Even though my voice is solid and firm my eyes are leaking like sieves.

.... Fast forward to 7 years past my first total hip replacement surgery, December 12th 2022. My beloved best friend whom I've known since we were seven or eight is going into surgery this morning. They are going to have to cut her open from her sternum to her pubic bone. She has stage 4 ovarian cancer and this is her best option to survive it. They will be removing her uterus and her ovaries and her lymph nodes and they will be checking all of her organs for signs of cancer cells. If they find them they will be removing some or all of those organs.

I'm in absolute mortal fear. I am a mess emotionally. Yes okay, I have other shit going on in my life and that is certainly impacting my emotions.

But I am unable to stop reconnecting with those emotions and fears that I had before my surgery. I really thought I had moved past those. I really thought they couldn't trigger me again. I went to a therapist before the first surgery and I really made huge progress and felt prepared for that for surgery.  I did not have the same issues on the second surgery and I have attributed it to that therapy.

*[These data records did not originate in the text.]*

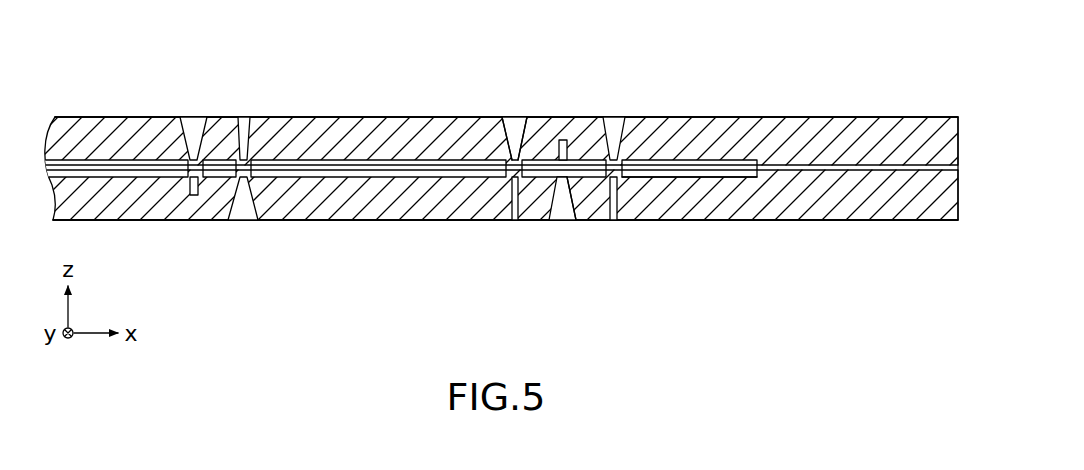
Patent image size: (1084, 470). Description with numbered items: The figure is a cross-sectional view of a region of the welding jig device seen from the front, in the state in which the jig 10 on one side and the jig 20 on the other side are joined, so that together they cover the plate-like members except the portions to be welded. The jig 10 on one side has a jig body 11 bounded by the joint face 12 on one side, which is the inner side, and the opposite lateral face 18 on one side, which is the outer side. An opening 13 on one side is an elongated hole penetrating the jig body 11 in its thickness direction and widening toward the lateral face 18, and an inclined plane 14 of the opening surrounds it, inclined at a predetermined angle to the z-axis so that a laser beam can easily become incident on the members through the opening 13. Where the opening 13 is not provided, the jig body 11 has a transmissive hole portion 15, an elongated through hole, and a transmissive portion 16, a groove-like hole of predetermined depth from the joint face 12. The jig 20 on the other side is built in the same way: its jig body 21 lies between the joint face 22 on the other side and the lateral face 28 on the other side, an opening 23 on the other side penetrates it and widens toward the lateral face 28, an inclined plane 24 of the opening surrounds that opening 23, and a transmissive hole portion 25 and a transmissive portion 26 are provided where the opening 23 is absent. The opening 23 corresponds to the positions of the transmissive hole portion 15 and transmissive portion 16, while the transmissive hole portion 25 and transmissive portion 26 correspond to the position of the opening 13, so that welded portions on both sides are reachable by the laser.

The jig on one side 10 is at (837, 114).
The jig body 11 is at (784, 140).
The joint face on one side 12 is at (688, 160).
The opening on one side 13 is at (509, 117).
The inclined plane of the opening 14 is at (517, 117).
The transmissive hole portion 15 is at (244, 117).
The transmissive portion 16 is at (564, 140).
The lateral face on one side 18 is at (380, 117).
The jig on the other side 20 is at (836, 226).
The jig body 21 is at (784, 200).
The joint face on the other side 22 is at (690, 178).
The opening on the other side 23 is at (574, 200).
The inclined plane of the opening 24 is at (558, 222).
The transmissive hole portion 25 is at (516, 222).
The transmissive portion 26 is at (194, 196).
The lateral face on the other side 28 is at (372, 220).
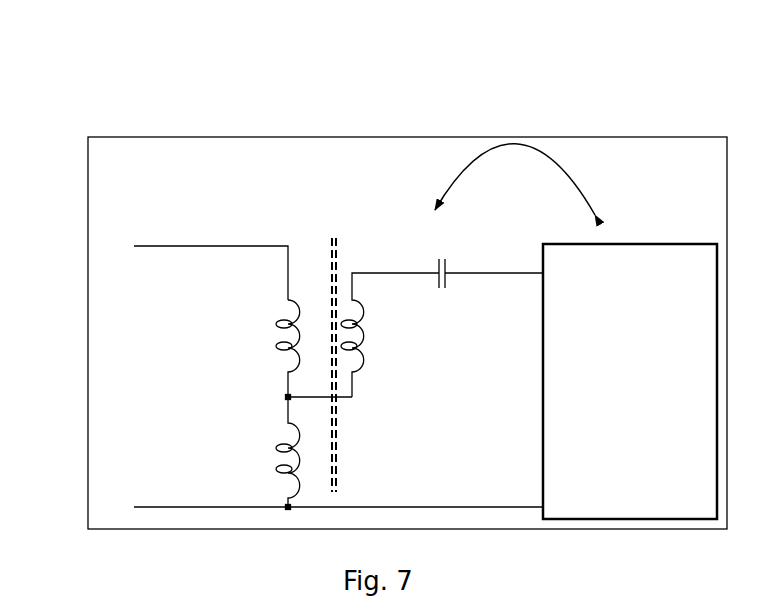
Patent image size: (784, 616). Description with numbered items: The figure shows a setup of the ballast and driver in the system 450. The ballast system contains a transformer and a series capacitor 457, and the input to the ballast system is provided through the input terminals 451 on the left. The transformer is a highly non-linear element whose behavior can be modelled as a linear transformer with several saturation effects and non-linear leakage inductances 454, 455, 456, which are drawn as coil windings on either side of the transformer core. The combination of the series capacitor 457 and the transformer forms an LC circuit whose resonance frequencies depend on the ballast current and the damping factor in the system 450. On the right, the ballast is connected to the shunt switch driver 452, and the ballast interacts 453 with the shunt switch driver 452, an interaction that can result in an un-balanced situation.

The system 450 is at (668, 70).
The input terminals 451 is at (138, 253).
The shunt switch driver 452 is at (703, 237).
The interaction 453 is at (490, 148).
The non-linear leakage inductance 454 is at (273, 320).
The non-linear leakage inductance 455 is at (273, 447).
The non-linear leakage inductance 456 is at (373, 357).
The series capacitor 457 is at (448, 296).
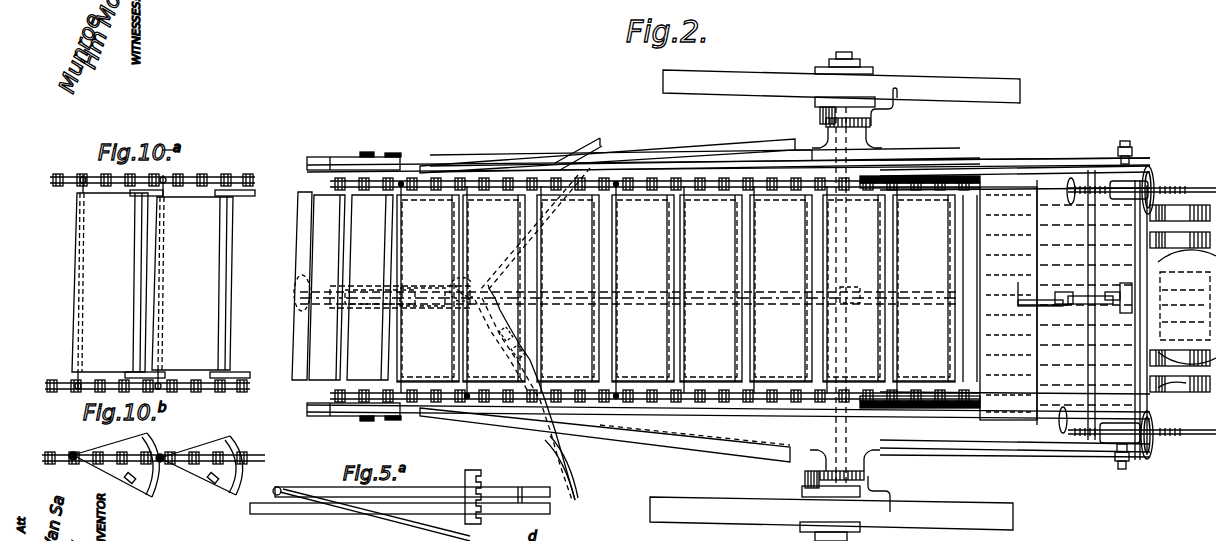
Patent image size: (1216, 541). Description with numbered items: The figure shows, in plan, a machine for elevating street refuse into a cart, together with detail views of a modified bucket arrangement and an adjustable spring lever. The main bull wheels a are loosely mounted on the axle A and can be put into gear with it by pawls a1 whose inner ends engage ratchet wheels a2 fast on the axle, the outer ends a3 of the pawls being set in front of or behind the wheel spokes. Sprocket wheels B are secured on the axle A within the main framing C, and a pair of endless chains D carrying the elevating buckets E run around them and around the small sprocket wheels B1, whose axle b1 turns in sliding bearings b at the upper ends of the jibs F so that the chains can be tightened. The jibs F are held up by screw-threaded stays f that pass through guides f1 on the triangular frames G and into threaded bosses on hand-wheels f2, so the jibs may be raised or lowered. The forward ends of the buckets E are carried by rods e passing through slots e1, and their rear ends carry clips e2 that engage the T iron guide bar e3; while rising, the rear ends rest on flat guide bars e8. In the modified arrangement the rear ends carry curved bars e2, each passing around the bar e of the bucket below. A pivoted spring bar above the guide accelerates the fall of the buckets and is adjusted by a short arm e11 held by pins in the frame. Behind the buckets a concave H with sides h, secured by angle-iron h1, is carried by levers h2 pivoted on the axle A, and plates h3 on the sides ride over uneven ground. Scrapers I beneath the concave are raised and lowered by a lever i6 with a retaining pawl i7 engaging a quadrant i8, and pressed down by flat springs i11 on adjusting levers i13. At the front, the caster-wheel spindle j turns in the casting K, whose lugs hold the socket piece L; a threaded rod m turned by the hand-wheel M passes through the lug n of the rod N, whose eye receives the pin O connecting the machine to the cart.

In FIG. 2, the main bull wheel a is at (835, 296).
In FIG. 2, the pawl a1 is at (820, 117).
In FIG. 2, the ratchet wheel a2 is at (870, 127).
In FIG. 2, the outer end of pawl a3 is at (898, 108).
In FIG. 2, the axle A is at (842, 340).
In FIG. 2, the sprocket wheel B is at (745, 188).
In FIG. 2, the small sprocket wheel B1 is at (333, 160).
In FIG. 2, the bearing b is at (365, 286).
In FIG. 2, the axle of small sprocket wheels b1 is at (390, 152).
In FIG. 2, the main framing C is at (635, 282).
In FIG. 2, the endless chain D is at (460, 180).
In FIG. 10a, the endless chain D is at (200, 178).
In FIG. 10b, the endless chain D is at (68, 462).
In FIG. 2, the elevating bucket E is at (370, 287).
In FIG. 10a, the elevating bucket E is at (152, 282).
In FIG. 10b, the elevating bucket E is at (112, 475).
In FIG. 2, the rod or bar e is at (403, 182).
In FIG. 10a, the rod or bar e is at (84, 178).
In FIG. 10b, the rod or bar e is at (121, 445).
In FIG. 10a, the slot e1 is at (78, 313).
In FIG. 10a, the clip e2 is at (165, 198).
In FIG. 10b, the clip e2 is at (157, 496).
In FIG. 2, the T iron guide bar e3 is at (540, 292).
In FIG. 2, the flat guide bar e8 is at (402, 205).
In FIG. 5a, the short arm e11 is at (330, 500).
In FIG. 2, the jib F is at (616, 303).
In FIG. 2, the stay f is at (447, 166).
In FIG. 2, the guide f1 is at (1122, 196).
In FIG. 2, the hand-wheel f2 is at (1150, 168).
In FIG. 2, the triangular frame G is at (1008, 160).
In FIG. 2, the curved plate or concave H is at (1063, 320).
In FIG. 2, the side of concave h is at (888, 176).
In FIG. 2, the angle-iron h1 is at (912, 183).
In FIG. 2, the lever h2 is at (1030, 170).
In FIG. 2, the plate h3 is at (955, 185).
In FIG. 2, the scraper I is at (1200, 250).
In FIG. 2, the lever i6 is at (1035, 306).
In FIG. 2, the retaining pawl i7 is at (1066, 292).
In FIG. 2, the quadrant i8 is at (1098, 296).
In FIG. 2, the flat spring i11 is at (1179, 401).
In FIG. 2, the adjusting lever i13 is at (1072, 178).
In FIG. 2, the spindle j is at (464, 278).
In FIG. 2, the casting K is at (514, 367).
In FIG. 2, the socket piece L is at (428, 288).
In FIG. 2, the hand-wheel M is at (312, 286).
In FIG. 2, the screw threaded rod m is at (370, 286).
In FIG. 2, the rod or bar N is at (341, 287).
In FIG. 2, the lug n is at (368, 312).
In FIG. 2, the pin O is at (298, 300).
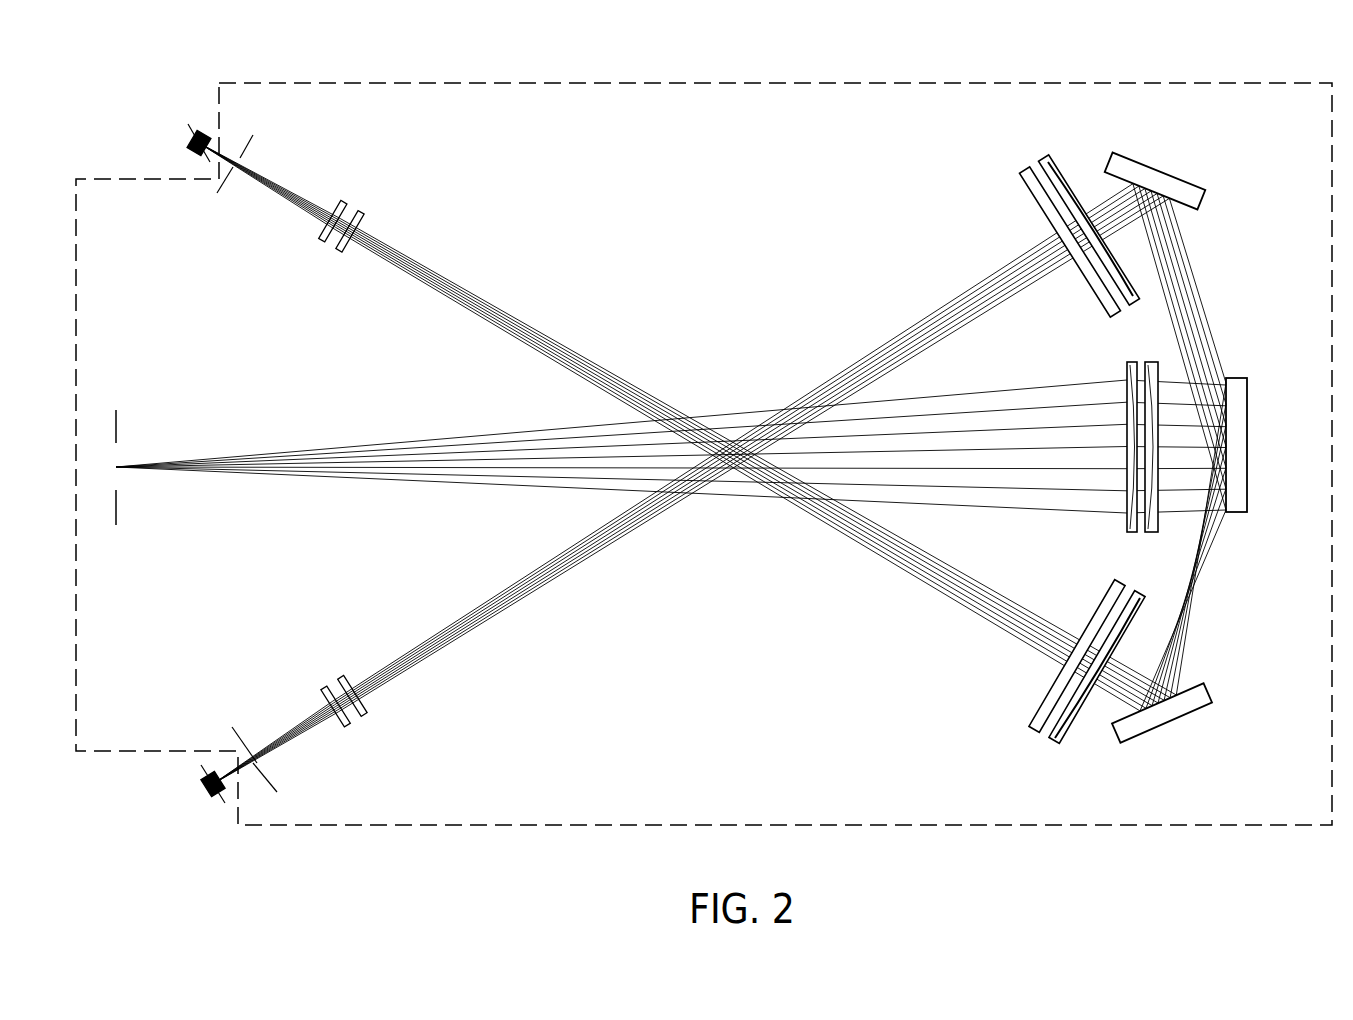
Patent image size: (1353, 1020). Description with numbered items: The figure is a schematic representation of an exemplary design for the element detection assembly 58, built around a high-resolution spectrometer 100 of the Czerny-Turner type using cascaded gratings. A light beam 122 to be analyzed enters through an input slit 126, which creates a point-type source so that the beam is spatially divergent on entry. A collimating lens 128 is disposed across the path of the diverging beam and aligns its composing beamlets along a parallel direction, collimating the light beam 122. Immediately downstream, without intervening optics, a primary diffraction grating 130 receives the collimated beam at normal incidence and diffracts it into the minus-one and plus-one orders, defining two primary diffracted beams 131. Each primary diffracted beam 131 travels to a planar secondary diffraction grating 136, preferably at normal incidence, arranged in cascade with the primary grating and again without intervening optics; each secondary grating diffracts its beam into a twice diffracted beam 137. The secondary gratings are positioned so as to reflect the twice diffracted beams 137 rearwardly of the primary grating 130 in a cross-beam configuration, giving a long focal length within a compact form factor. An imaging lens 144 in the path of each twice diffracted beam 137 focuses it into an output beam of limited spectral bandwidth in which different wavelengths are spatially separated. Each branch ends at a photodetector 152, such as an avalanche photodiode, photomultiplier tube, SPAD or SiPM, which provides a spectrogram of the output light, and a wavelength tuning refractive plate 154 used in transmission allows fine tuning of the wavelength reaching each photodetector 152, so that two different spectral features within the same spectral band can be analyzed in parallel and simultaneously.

The element detection assembly 58 is at (140, 50).
The high-resolution spectrometer 100 is at (1180, 82).
The light beam 122 is at (345, 488).
The input slit 126 is at (118, 417).
The collimating lens 128 is at (1127, 363).
The primary diffraction grating 130 is at (1248, 434).
The primary diffracted beam 131 is at (1207, 304).
The secondary diffraction grating 136 is at (1187, 184).
The twice diffracted beam 137 is at (441, 640).
The imaging lens 144 is at (1043, 158).
The photodetector 152 is at (200, 790).
The wavelength tuning refractive plate 154 is at (343, 676).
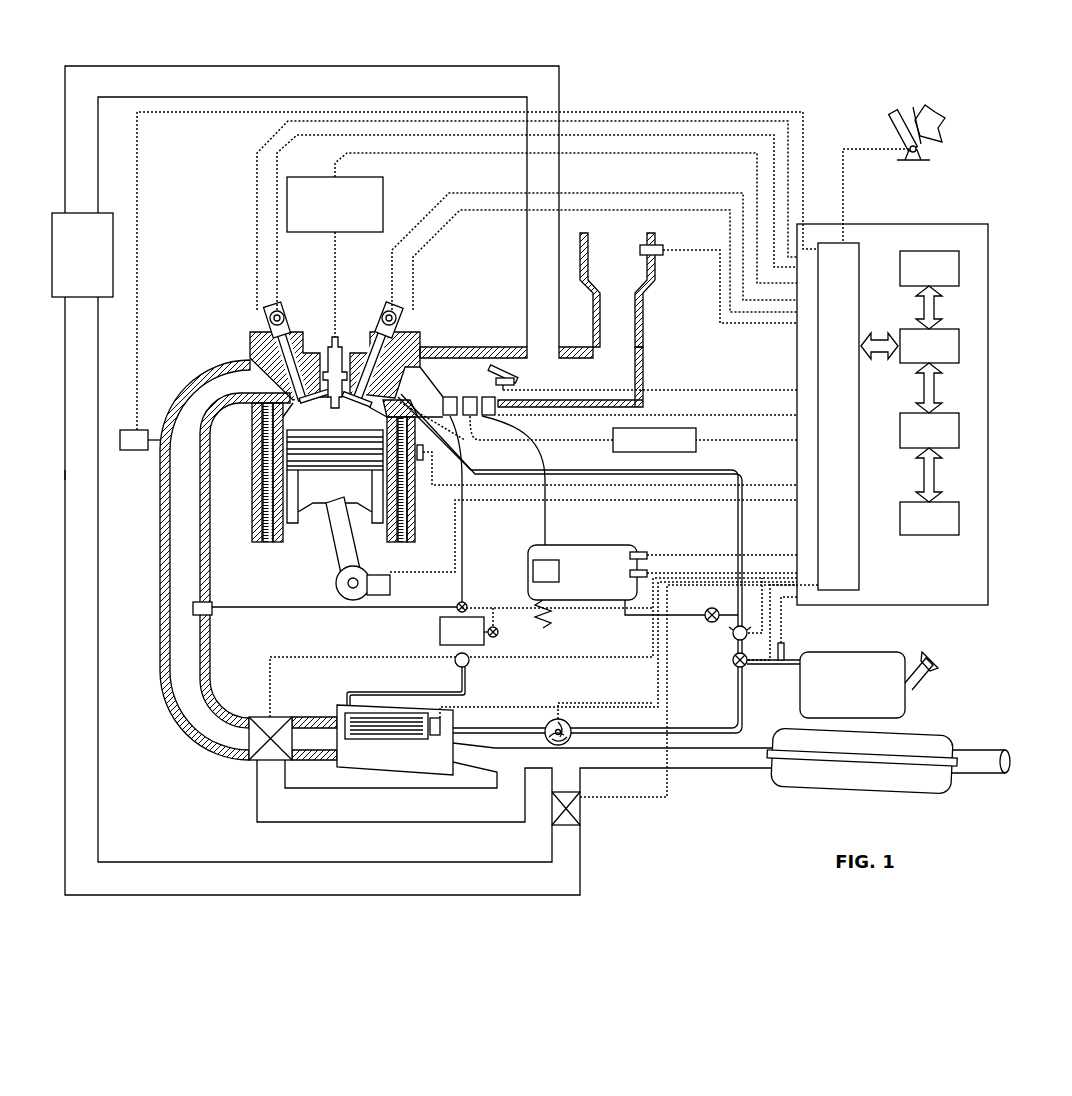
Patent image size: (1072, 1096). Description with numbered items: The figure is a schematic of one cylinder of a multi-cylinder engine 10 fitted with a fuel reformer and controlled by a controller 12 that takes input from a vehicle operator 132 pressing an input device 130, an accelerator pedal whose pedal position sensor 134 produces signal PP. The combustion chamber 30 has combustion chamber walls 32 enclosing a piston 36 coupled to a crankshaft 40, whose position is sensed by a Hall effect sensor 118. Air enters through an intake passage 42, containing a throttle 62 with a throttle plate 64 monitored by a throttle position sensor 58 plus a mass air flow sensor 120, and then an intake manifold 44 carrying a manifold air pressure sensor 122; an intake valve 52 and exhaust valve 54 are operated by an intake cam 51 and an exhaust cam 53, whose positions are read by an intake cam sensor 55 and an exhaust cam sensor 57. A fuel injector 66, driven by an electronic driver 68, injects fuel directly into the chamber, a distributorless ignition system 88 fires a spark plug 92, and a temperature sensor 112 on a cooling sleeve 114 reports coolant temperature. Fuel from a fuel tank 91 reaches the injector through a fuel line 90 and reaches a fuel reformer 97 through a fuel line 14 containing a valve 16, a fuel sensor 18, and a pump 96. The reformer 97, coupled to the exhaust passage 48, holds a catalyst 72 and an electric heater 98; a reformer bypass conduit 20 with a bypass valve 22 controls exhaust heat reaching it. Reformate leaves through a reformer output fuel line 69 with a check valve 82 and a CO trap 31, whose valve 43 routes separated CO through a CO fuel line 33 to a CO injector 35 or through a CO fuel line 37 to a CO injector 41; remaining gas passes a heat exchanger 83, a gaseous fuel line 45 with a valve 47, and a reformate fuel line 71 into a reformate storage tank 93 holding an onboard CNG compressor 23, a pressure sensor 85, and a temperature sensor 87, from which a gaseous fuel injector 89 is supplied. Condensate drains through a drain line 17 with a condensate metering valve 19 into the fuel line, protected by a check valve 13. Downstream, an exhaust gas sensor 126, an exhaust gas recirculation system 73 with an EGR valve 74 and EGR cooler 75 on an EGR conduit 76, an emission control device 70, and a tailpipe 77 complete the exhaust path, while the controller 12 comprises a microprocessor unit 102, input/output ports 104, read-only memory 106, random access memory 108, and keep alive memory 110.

The engine 10 is at (481, 382).
The controller 12 is at (928, 400).
The check valve 13 is at (733, 641).
The fuel line 14 is at (648, 730).
The valve 16 is at (734, 667).
The drain line 17 is at (634, 613).
The fuel sensor 18 is at (784, 640).
The condensate metering valve 19 is at (707, 621).
The reformer bypass conduit 20 is at (275, 802).
The bypass valve 22 is at (266, 716).
The onboard CNG compressor 23 is at (546, 571).
The combustion chamber 30 is at (300, 486).
The CO trap 31 is at (462, 631).
The combustion chamber walls 32 is at (278, 541).
The CO fuel line 33 is at (464, 568).
The CO injector 35 is at (450, 397).
The piston 36 is at (320, 520).
The CO fuel line 37 is at (258, 609).
The crankshaft 40 is at (336, 585).
The CO injector 41 is at (212, 612).
The intake passage 42 is at (603, 271).
The valve 43 is at (465, 602).
The intake manifold 44 is at (463, 388).
The gaseous fuel line 45 is at (540, 630).
The valve 47 is at (497, 636).
The exhaust passage 48 is at (211, 393).
The intake cam 51 is at (380, 308).
The intake valve 52 is at (378, 392).
The exhaust cam 53 is at (285, 308).
The exhaust valve 54 is at (262, 347).
The intake cam sensor 55 is at (398, 320).
The exhaust cam sensor 57 is at (268, 318).
The throttle position sensor 58 is at (514, 384).
The throttle 62 is at (505, 362).
The throttle plate 64 is at (484, 352).
The fuel injector 66 is at (430, 455).
The electronic driver 68 is at (654, 440).
The reformer output fuel line 69 is at (365, 692).
The emission control device 70 is at (790, 788).
The reformate fuel line 71 is at (545, 515).
The catalyst 72 is at (385, 706).
The exhaust gas recirculation system 73 is at (48, 682).
The EGR valve 74 is at (582, 808).
The EGR cooler 75 is at (82, 255).
The EGR conduit 76 is at (65, 470).
The tailpipe 77 is at (993, 776).
The check valve 82 is at (455, 662).
The heat exchanger 83 is at (552, 621).
The pressure sensor 85 is at (637, 551).
The temperature sensor 87 is at (648, 578).
The distributorless ignition system 88 is at (552, 218).
The gaseous fuel injector 89 is at (470, 430).
The fuel line 90 is at (754, 510).
The fuel tank 91 is at (842, 685).
The spark plug 92 is at (336, 340).
The reformate storage tank 93 is at (582, 572).
The pump 96 is at (570, 722).
The fuel reformer 97 is at (345, 766).
The electric heater 98 is at (445, 720).
The microprocessor unit 102 is at (960, 348).
The input/output ports 104 is at (862, 240).
The read-only memory 106 is at (960, 268).
The random access memory 108 is at (960, 434).
The keep alive memory 110 is at (960, 520).
The temperature sensor 112 is at (420, 468).
The cooling sleeve 114 is at (405, 500).
The Hall effect sensor 118 is at (386, 575).
The mass air flow sensor 120 is at (660, 246).
The manifold air pressure sensor 122 is at (490, 416).
The exhaust gas sensor 126 is at (139, 440).
The input device 130 is at (900, 128).
The vehicle operator 132 is at (940, 118).
The pedal position sensor 134 is at (930, 153).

Yet here I am, feeling very afraid and concerned for Alice. My precious friend.

I think I have come to realize that I can have mortal fear for something that might happen to somebody I need and love in my life just as much as if I had it for myself.

I don't love it; these experiences that are so profoundly emotional. But also I'm a great person to be the one experiencing these because I have both feet on the ground. I am one of those people that you can shove really hard and I will not lose my balance. And thank God for that because this is shoving me. It's shoving me really hard.

I know Alice went into pre-op about 7:00 a.m. this morning. I wasn't sure how long her surgery was going to take. I did not hear from her until almost 4:00 p.m. this afternoon when she finally got to her room after recovery. 

Me & Alice, age 12, on my horses, with her mom.
Yes those were just brief words to say she was out of surgery and she was tired and that was all I got. But 
from 7:00 a.m. to 4:00 p.m. today with 9 hours. 

I know from personal experience that recovery time takes an hour or an hour and a half. Prep, kind of the same; maybe a little less. But that still seems like maybe we are talking about a 7-hour surgery.



I know this has been a long, drawn out, "poor me" fest.  I just... I really need my friend Alice. I really need Alice.

** Update, I am only publishing this after the fact of Alice's surgery, and while her recovery is laborious, it seems she's on the mend.  Fingers crossed for a complete eradication of the cancerous cells.